I very much encourage women to have more wild births, but I think if we treat ourselves as animals emerging from a long line of domestication, we will have a better idea of what to expect during birth and also not let a tragedy (or even a home birth that turns into a c-section), dishearten us from returning to wildness.[/quote]
Like Jean Liedloff stated in the Continuum book: skin against skin vs. putting a machine between you and your son/daughter.

[quote=“GC, post:9, topic:1526”]Though, I can’t help but think that being out in the wild, while it’s our natural habitat, isn’t anything more than just another way of doing the same thing. We’re born, we live, we die. The quality of the life in between birth and death is the only real variable… even if that’s overly simplistic.

I’ve been thinking about things a lot lately. More than usual. Part of the reason why I find it so hard to put in dirt time is because there’s no one but myself to do it with.
(…)
I suppose I can only be taken seriously by picking up a rock, which brings this paragraph around full circle.
(…)
There’s no tribe. Need it. Can’t do it by ourselves no matter how hard we think we can, and we need sharing, connection, and respect for all involved (especially the environs), and to be prepared to give it all back.[/quote]

Some weeks ago i met some guy who after getting a job, was seeking for something to do in his spare time instead of just drinking beer. And i think it is the same with most of civ people, in one way or another. Everything is so disconnected from life that people can not feel but walking in the dark.

For me is exactly the same about dirt time. I want to do so many things, to practice so many different skills, but doing anything alone is so boooring and unnatural that most of the time i just waste the time or keep on making research instead of practicing what i already know.

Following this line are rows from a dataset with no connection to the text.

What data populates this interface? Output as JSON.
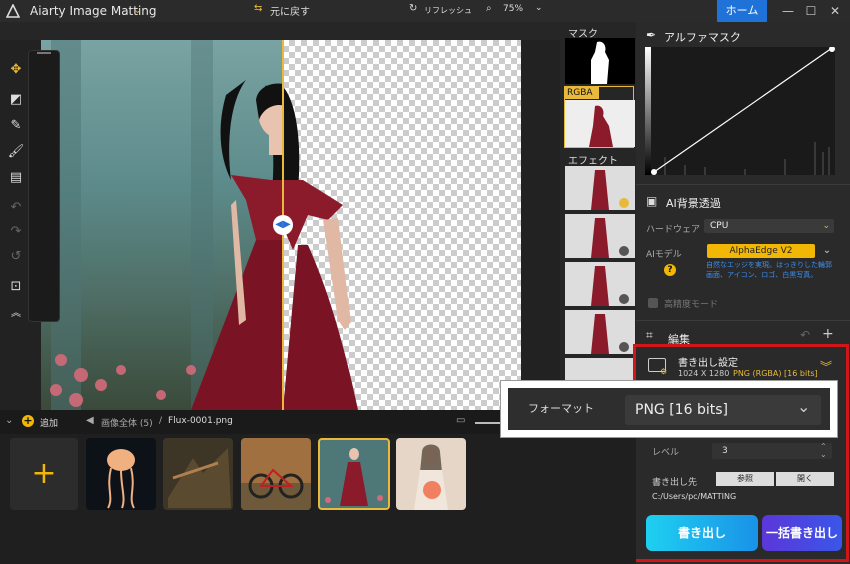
{
  "titlebar": {
    "app_title": "Aiarty Image Matting",
    "home_label": "ホーム",
    "minimize": "—",
    "maximize": "☐",
    "close": "✕"
  },
  "canvas_toolbar": {
    "undo_label": "元に戻す",
    "refresh_label": "リフレッシュ",
    "zoom": "75%"
  },
  "right_thumbs": {
    "mask_label": "マスク",
    "rgba_label": "RGBA",
    "effect_label": "エフェクト"
  },
  "panel": {
    "alpha_mask": {
      "title": "アルファマスク"
    },
    "ai_bg": {
      "title": "AI背景透過",
      "hardware_label": "ハードウェア",
      "hardware_value": "CPU",
      "model_label": "AIモデル",
      "model_value": "AlphaEdge  V2",
      "model_desc": "自然なエッジを実現。はっきりした輪郭画面、アイコン、ロゴ、白黒写真。",
      "hq_label": "高精度モード"
    },
    "edit": {
      "title": "編集"
    },
    "export": {
      "title": "書き出し設定",
      "size": "1024 X 1280",
      "format_summary": "PNG (RGBA) [16 bits]",
      "level_label": "レベル",
      "level_value": "3",
      "dest_label": "書き出し先",
      "browse_label": "参照",
      "open_label": "開く",
      "path": "C:/Users/pc/MATTING",
      "export_button": "書き出し",
      "batch_button": "一括書き出し"
    }
  },
  "format_popup": {
    "label": "フォーマット",
    "value": "PNG   [16 bits]"
  },
  "bottom_bar": {
    "add_label": "追加",
    "breadcrumb_all": "画像全体 (5)",
    "breadcrumb_sep": "/",
    "breadcrumb_file": "Flux-0001.png"
  },
  "colors": {
    "accent": "#1f73d8",
    "highlight": "#e8b93a",
    "red_outline": "#d01616"
  }
}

I think rewilding is not so much about keeping a job and paying for primitive skills and seminars, … but about getting physically together with the alike and recovering back the connection between people that used to be natural to us before all this domestication. So many people focus on mastering some primitive skills to the extreme while keeping a regular civ life … while in many civilized countries people you know don’t even say “good morning”, never say directly what they think, … so much “thanks”, “please”… and so many “sorry” for just brushing somebody’s arm while crossing in the street. So much romantic writing about peace and joy in the lap of the Mother, but what we need is just to get out there and really get together.
So many people like Ted Kaczinski and this guy from “Into the Wild” going alone to live in the forest… but not so many tribes not connecting to the environment, but even connecting to each other.

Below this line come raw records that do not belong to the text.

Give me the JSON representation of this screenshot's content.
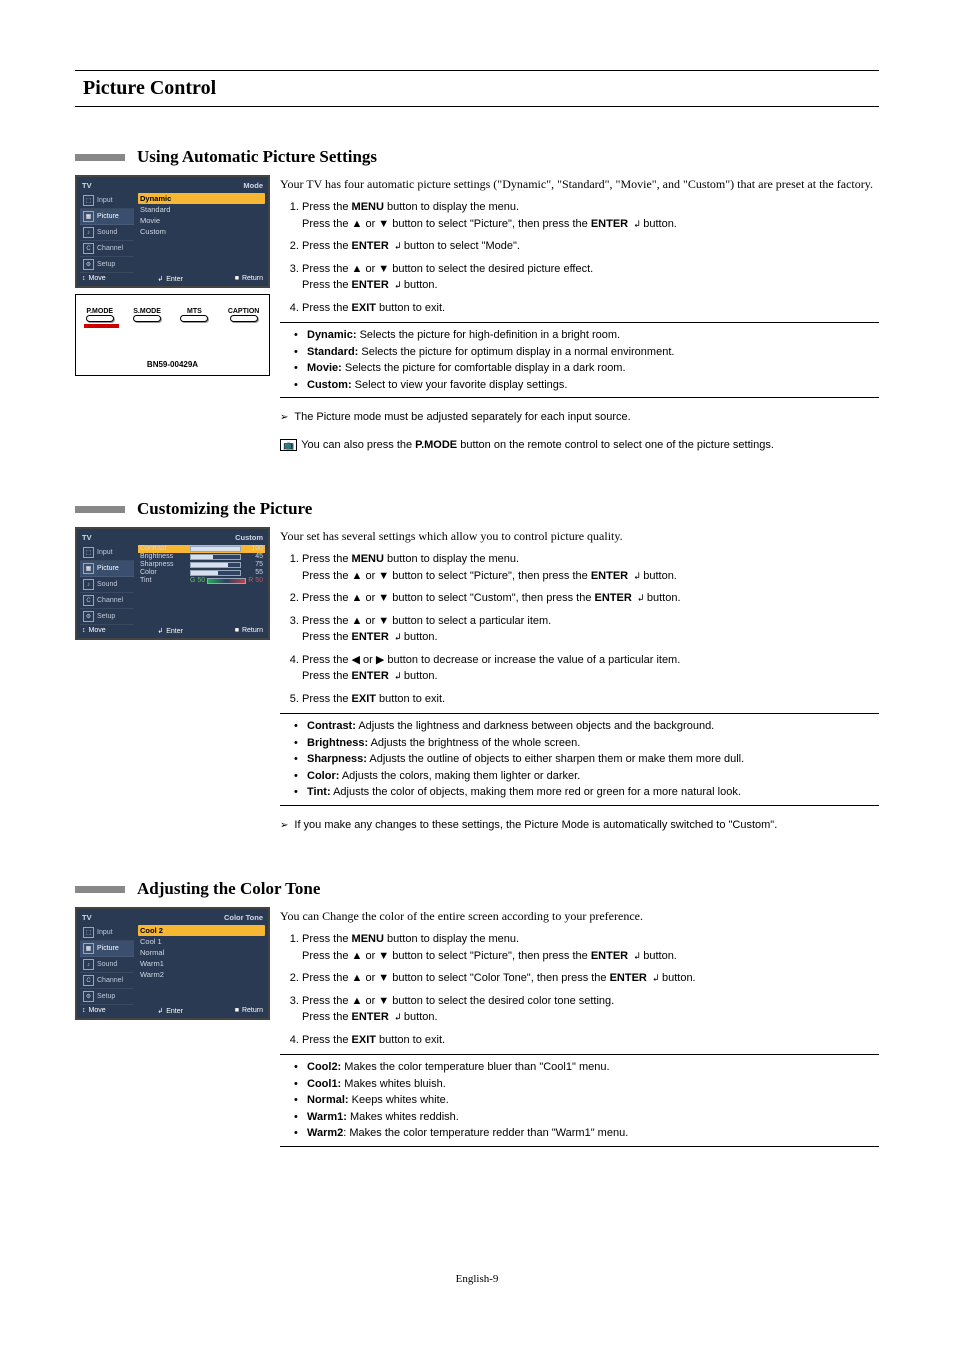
{
  "page": {
    "title": "Picture Control",
    "footer": "English-9"
  },
  "sections": [
    {
      "title": "Using Automatic Picture Settings",
      "intro": "Your TV has four automatic picture settings (\"Dynamic\", \"Standard\", \"Movie\", and \"Custom\") that are preset at the factory.",
      "steps": [
        "Press the MENU button to display the menu.\nPress the ▲ or ▼ button to select \"Picture\", then press the ENTER ↵ button.",
        "Press the ENTER ↵ button to select \"Mode\".",
        "Press the ▲ or ▼ button to select the desired picture effect.\nPress the ENTER ↵ button.",
        "Press the EXIT button to exit."
      ],
      "notes": [
        "Dynamic: Selects the picture for high-definition in a bright room.",
        "Standard: Selects the picture for optimum display in a normal environment.",
        "Movie: Selects the picture for comfortable display in a dark room.",
        "Custom: Select to view your favorite display settings."
      ],
      "noteLeads": [
        "Dynamic:",
        "Standard:",
        "Movie:",
        "Custom:"
      ],
      "extra": [
        {
          "type": "arrow",
          "text": "The Picture mode must be adjusted separately for each input source."
        },
        {
          "type": "remote",
          "text": "You can also press the P.MODE button on the remote control to select one of the picture settings."
        }
      ],
      "osd": {
        "tv": "TV",
        "badge": "Mode",
        "sidebar": [
          "Input",
          "Picture",
          "Sound",
          "Channel",
          "Setup"
        ],
        "items": [
          "Dynamic",
          "Standard",
          "Movie",
          "Custom"
        ],
        "highlight": 0,
        "foot": [
          "Move",
          "Enter",
          "Return"
        ]
      },
      "remote": {
        "captions": [
          "P.MODE",
          "S.MODE",
          "MTS",
          "CAPTION"
        ],
        "label": "BN59-00429A"
      }
    },
    {
      "title": "Customizing the Picture",
      "intro": "Your set has several settings which allow you to control picture quality.",
      "steps": [
        "Press the MENU button to display the menu.\nPress the ▲ or ▼ button to select \"Picture\", then press the ENTER ↵ button.",
        "Press the ▲ or ▼ button to select \"Custom\", then press the ENTER ↵ button.",
        "Press the ▲ or ▼ button to select a particular item.\nPress the ENTER ↵ button.",
        "Press the ◀ or ▶ button to decrease or increase the value of a particular item.\nPress the ENTER ↵ button.",
        "Press the EXIT button to exit."
      ],
      "notes": [
        "Contrast: Adjusts the lightness and darkness between objects and the background.",
        "Brightness: Adjusts the brightness of the whole screen.",
        "Sharpness: Adjusts the outline of objects to either sharpen them or make them more dull.",
        "Color: Adjusts the colors, making them lighter or darker.",
        "Tint: Adjusts the color of objects, making them more red or green for a more natural look."
      ],
      "noteLeads": [
        "Contrast:",
        "Brightness:",
        "Sharpness:",
        "Color:",
        "Tint:"
      ],
      "extra": [
        {
          "type": "arrow",
          "text": "If you make any changes to these settings, the Picture Mode is automatically switched to \"Custom\"."
        }
      ],
      "osd": {
        "tv": "TV",
        "badge": "Custom",
        "sidebar": [
          "Input",
          "Picture",
          "Sound",
          "Channel",
          "Setup"
        ],
        "sliders": [
          {
            "label": "Contrast",
            "val": "100",
            "pct": 100
          },
          {
            "label": "Brightness",
            "val": "45",
            "pct": 45
          },
          {
            "label": "Sharpness",
            "val": "75",
            "pct": 75
          },
          {
            "label": "Color",
            "val": "55",
            "pct": 55
          }
        ],
        "tint": {
          "label": "Tint",
          "g": "G 50",
          "r": "R 50"
        },
        "foot": [
          "Move",
          "Enter",
          "Return"
        ]
      }
    },
    {
      "title": "Adjusting the Color Tone",
      "intro": "You can Change the color of the entire screen according to your preference.",
      "steps": [
        "Press the MENU button to display the menu.\nPress the ▲ or ▼ button to select \"Picture\", then press the ENTER ↵ button.",
        "Press the ▲ or ▼ button to select \"Color Tone\", then press the ENTER ↵ button.",
        "Press the ▲ or ▼ button to select the desired color tone setting.\nPress the ENTER ↵ button.",
        "Press the EXIT button to exit."
      ],
      "notes": [
        "Cool2: Makes the color temperature bluer than \"Cool1\" menu.",
        "Cool1: Makes whites bluish.",
        "Normal: Keeps whites white.",
        "Warm1: Makes whites reddish.",
        "Warm2: Makes the color temperature redder than \"Warm1\" menu."
      ],
      "noteLeads": [
        "Cool2:",
        "Cool1:",
        "Normal:",
        "Warm1:",
        "Warm2"
      ],
      "extra": [],
      "osd": {
        "tv": "TV",
        "badge": "Color Tone",
        "sidebar": [
          "Input",
          "Picture",
          "Sound",
          "Channel",
          "Setup"
        ],
        "items": [
          "Cool 2",
          "Cool 1",
          "Normal",
          "Warm1",
          "Warm2"
        ],
        "highlight": 0,
        "foot": [
          "Move",
          "Enter",
          "Return"
        ]
      }
    }
  ]
}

Wild human vs. domesticated human:
hugging vs. “good morning”
everything connected and related vs. everything separated (as the different rooms in a house)
taking care of self look vs. practical clothing, hair cut, footwear… (my mother used to say: “been i warm, let the people laugh”… rhymes in my mother language)
doing stuff that makes sense, watching the result vs. doing only senseless tasks, not connected directly to life
wanting to be closely surrounded by more humans vs. extreme individualism.